In these quiet, seemingly real-time moments of concentration, we are shown the same clue as the competitors and given the chance to solve it as they attempt to. Such instances are not forced— and thankfully not, else the film should feel like a nightmarish SAT prep-course—but occur as part of the film’s ongoing dialogue, just a quick way to try out the puzzles we’re being told so much about. Oddly, by the film’s end, after witnessing the deciphering of countless (seemingly) impossible puzzles, we get the feeling of having done one ourselves, having unlocked some technique or strategy to combat the mystery of this mind-bending recreational pursuit.
Many recent popular documentaries have possessed that unmistakable political air, the left’s cinematic crusade to counter the more mainstream proselytization of the right. Though Wordplay is hardly a political film, it’s easy to perceive its repetitive hail and homage to the Times as part of some systematic effort to reassert the paper’s greatness in the face of recent controversies. Still, it’s simply a fact that its puzzle is the gold standard, due largely to Shortz’s insistence that it remains perceptive to current events in all spheres of society. Though it’s completely beside any point the movie may attempt to make, some viewers will easily find a liberal slant (prominently portrayed among the celebrity crossword addicts is Daniel Okrent, the first public editor of the Times, appointed in the aftermath of the Jayson Blair ordeal), but, alas, they’d probably as soon find that in Bill and Ted’s Excellent Adventure.

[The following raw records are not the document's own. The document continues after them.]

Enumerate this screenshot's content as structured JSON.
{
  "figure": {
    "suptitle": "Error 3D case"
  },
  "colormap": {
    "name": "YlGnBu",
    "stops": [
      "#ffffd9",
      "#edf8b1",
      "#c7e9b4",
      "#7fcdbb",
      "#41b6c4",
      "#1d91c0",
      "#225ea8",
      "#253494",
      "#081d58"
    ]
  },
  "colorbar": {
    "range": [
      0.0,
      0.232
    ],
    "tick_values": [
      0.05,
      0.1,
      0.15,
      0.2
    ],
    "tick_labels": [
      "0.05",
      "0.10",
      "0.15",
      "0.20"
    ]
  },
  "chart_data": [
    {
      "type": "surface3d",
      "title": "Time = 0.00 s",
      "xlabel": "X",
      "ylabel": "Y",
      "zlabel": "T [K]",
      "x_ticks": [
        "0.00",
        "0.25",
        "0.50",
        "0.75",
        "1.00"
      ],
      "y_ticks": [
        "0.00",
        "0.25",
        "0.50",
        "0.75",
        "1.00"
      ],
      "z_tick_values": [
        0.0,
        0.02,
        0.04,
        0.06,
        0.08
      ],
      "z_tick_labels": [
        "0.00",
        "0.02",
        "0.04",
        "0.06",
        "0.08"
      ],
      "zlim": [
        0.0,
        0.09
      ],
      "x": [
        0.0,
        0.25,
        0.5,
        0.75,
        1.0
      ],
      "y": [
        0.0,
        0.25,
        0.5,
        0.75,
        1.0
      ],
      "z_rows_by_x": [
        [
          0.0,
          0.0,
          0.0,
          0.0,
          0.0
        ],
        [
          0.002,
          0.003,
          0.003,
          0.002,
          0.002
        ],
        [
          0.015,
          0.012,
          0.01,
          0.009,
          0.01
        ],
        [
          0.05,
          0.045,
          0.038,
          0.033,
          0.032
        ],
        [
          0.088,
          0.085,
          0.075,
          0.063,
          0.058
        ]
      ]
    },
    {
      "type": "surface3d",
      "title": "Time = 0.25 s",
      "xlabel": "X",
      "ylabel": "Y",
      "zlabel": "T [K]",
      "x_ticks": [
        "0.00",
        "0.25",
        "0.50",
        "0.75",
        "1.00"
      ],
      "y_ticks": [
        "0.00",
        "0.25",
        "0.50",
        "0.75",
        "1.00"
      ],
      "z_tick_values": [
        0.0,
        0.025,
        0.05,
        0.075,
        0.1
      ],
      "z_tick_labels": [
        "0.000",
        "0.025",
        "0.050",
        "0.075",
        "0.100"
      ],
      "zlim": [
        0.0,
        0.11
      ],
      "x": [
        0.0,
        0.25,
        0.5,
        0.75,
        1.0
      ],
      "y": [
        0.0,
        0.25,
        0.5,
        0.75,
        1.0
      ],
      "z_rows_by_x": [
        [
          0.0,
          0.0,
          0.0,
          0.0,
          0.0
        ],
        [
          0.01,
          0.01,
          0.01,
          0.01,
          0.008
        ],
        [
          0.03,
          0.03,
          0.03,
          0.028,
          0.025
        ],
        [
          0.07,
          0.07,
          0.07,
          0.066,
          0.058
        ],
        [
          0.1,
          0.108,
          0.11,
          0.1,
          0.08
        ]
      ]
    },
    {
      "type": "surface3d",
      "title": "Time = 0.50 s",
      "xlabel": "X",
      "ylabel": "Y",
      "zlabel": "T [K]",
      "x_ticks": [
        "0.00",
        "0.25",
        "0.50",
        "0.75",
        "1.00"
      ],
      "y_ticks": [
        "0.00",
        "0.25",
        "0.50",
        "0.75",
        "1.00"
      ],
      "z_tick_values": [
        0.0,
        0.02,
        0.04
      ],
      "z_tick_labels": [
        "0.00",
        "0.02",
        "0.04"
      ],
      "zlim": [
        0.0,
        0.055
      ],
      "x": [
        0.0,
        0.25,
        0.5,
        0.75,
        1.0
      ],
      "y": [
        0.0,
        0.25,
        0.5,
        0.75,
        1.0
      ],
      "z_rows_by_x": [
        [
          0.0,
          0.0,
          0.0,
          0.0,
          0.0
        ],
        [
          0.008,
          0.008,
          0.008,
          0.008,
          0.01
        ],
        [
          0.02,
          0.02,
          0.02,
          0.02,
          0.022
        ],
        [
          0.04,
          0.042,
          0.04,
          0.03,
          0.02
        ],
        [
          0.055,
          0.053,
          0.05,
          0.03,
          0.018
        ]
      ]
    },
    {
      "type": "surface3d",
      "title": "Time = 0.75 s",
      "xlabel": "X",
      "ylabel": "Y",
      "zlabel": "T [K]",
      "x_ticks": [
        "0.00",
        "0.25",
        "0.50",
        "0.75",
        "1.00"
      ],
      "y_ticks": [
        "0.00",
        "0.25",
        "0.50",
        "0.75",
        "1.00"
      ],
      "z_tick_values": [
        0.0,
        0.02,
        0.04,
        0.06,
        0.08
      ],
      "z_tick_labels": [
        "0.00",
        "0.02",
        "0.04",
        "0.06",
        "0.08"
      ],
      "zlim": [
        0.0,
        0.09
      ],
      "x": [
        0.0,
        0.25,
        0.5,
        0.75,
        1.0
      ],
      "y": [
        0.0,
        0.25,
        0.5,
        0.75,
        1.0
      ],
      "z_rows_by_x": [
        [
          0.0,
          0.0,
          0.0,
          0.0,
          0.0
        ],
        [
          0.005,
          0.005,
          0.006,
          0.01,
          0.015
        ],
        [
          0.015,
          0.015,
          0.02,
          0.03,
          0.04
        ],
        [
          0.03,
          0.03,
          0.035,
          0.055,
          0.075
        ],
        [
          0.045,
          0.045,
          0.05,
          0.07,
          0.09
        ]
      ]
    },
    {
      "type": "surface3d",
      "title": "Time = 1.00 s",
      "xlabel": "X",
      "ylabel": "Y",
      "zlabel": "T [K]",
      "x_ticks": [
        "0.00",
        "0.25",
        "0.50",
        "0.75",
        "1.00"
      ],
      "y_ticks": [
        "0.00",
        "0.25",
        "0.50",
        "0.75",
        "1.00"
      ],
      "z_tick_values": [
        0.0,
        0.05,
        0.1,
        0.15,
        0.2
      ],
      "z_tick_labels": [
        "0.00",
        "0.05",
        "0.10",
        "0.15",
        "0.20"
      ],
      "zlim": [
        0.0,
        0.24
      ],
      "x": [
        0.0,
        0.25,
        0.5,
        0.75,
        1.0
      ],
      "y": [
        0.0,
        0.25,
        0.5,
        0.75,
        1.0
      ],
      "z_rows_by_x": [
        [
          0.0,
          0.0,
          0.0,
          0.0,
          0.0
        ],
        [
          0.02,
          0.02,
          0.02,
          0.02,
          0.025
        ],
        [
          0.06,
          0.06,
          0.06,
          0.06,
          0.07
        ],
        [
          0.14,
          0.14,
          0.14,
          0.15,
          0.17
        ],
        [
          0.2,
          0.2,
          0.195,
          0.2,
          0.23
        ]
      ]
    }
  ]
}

Some of us write poetry, some intricately chart planetary movement. No matter what our fixations, there infallibly remains an air of exclusion when exploring peregrine obsessions. With a soft, step-by step narrative, Wordplay makes these eccentrics, who spend up to 12 hours a day creating or solving crossword puzzles, seem not weird at all. Like the best documentaries, it introduces outsiders to a world worth exploring, informs and offers a taste, while shrewdly eschewing indoctrination. After all, it features a puzzle which can be adequately solved by an answer of either Clinton or Bob Dole. Now, couldn’t we all benefit from learning how such an extraordinary thing could be?
Wordplay is currently playing in limited release.